The first thing to do is check the arch nemesis of crawl rate limit: page load speed!

Infographic of a Google Search Console Graph

Page Load Speed Graph From Google Search Console

The above screenshot is from Google’s Search Console (formally Webmaster Tools) under
Crawl Stats Time spent downloading a page. The sad face is pointing to an increase in the
time it took Googlebot to crawl the site which is waaaaay over the site average and is eating
up crawl budget.

We need to find out which pages could be at fault here. We can check this within Google
Analytics under Behavior ‘Site Speed’ Page Timings:

The page with 83.50% slower page load time could be one of the culprits. So, we need to look
at ways to reduce the page load time for that page and pages like it, this will result in a more
efficient crawl.

2. Manage URL Parameters

The problem of URL parameters is common within ecommerce sites and listing sites which
generate lots of dynamic URLs that load the same content (filters, search results etc.) By
default, Googlebot will treat these URLs as separate pages, this increases the risk of on-site

duplication which can waste crawl budget. Disallowing URL parameters and search results
from being crawled through the robots.txt file is recommended:
Disallow: /search/
Disallow: /*?s=

Some website’s have URL parameters that do not influence the content of the pages, in this
case, make sure you let Googlebot know about it by adding these parameters in your Google
Search Console account, under Crawl -> URL Parameters (this is an advanced feature within
Search Console, an SEO audit will tell you if this step is necessary for your site).

3. Fix HTTP and Redirect Errors

Every time Google fetches a URL, including CSS and JavaScript, it affects crawl budget.
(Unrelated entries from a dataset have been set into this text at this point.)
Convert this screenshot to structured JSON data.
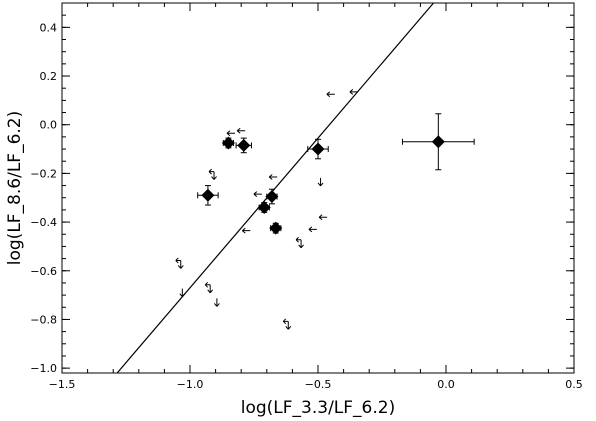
{
  "chart_data": {
    "type": "scatter",
    "title": "",
    "xlabel": "log(LF_3.3/LF_6.2)",
    "ylabel": "log(LF_8.6/LF_6.2)",
    "xlim": [
      -1.5,
      0.5
    ],
    "ylim": [
      -1.02,
      0.5
    ],
    "x_ticks": [
      -1.5,
      -1.0,
      -0.5,
      0.0,
      0.5
    ],
    "x_tick_labels": [
      "−1.5",
      "−1.0",
      "−0.5",
      "0.0",
      "0.5"
    ],
    "y_ticks": [
      -1.0,
      -0.8,
      -0.6,
      -0.4,
      -0.2,
      0.0,
      0.2,
      0.4
    ],
    "y_tick_labels": [
      "−1.0",
      "−0.8",
      "−0.6",
      "−0.4",
      "−0.2",
      "0.0",
      "0.2",
      "0.4"
    ],
    "grid": false,
    "fit_line": {
      "slope": 1.23,
      "intercept": 0.56
    },
    "detections": [
      {
        "x": -0.93,
        "y": -0.29,
        "xerr": 0.04,
        "yerr": 0.04
      },
      {
        "x": -0.85,
        "y": -0.075,
        "xerr": 0.02,
        "yerr": 0.02
      },
      {
        "x": -0.79,
        "y": -0.085,
        "xerr": 0.03,
        "yerr": 0.03
      },
      {
        "x": -0.71,
        "y": -0.34,
        "xerr": 0.02,
        "yerr": 0.02
      },
      {
        "x": -0.68,
        "y": -0.295,
        "xerr": 0.02,
        "yerr": 0.03
      },
      {
        "x": -0.665,
        "y": -0.425,
        "xerr": 0.02,
        "yerr": 0.02
      },
      {
        "x": -0.5,
        "y": -0.1,
        "xerr": 0.04,
        "yerr": 0.04
      },
      {
        "x": -0.03,
        "y": -0.07,
        "xerr": 0.14,
        "yerr": 0.115
      }
    ],
    "upper_limits_x": [
      {
        "x": -0.45,
        "y": 0.125
      },
      {
        "x": -0.36,
        "y": 0.135
      },
      {
        "x": -0.84,
        "y": -0.035
      },
      {
        "x": -0.8,
        "y": -0.025
      },
      {
        "x": -0.675,
        "y": -0.215
      },
      {
        "x": -0.735,
        "y": -0.285
      },
      {
        "x": -0.78,
        "y": -0.435
      },
      {
        "x": -0.52,
        "y": -0.43
      },
      {
        "x": -0.48,
        "y": -0.38
      }
    ],
    "upper_limits_y": [
      {
        "x": -0.49,
        "y": -0.235
      },
      {
        "x": -1.03,
        "y": -0.69
      },
      {
        "x": -0.895,
        "y": -0.73
      }
    ],
    "upper_limits_both": [
      {
        "x": -0.91,
        "y": -0.205
      },
      {
        "x": -0.57,
        "y": -0.485
      },
      {
        "x": -1.04,
        "y": -0.57
      },
      {
        "x": -0.925,
        "y": -0.67
      },
      {
        "x": -0.62,
        "y": -0.82
      }
    ]
  }
}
You
don’t want to waste your site’s budget on 404/503 pages or unnecessary redirect chains (a
redirect chain is the number of 301/302 redirects that occur before landing on the correct
page. Excessive redirects to a page is wasteful). Take a moment to test your site for any
broken links, server errors and redirect chains. This can be done through the Screaming Frog
SEO Spider.

Conclusion

If your website has less than 100,000 URLs you really don’t need to worry about crawl budget
at all and doing so would be a waste of your time and resources. However, if you have a big
site or a site that auto-generates pages based on URL parameters (like listing sites or
ecommerce) then auditing and prioritising your site’s crawl budget is a must.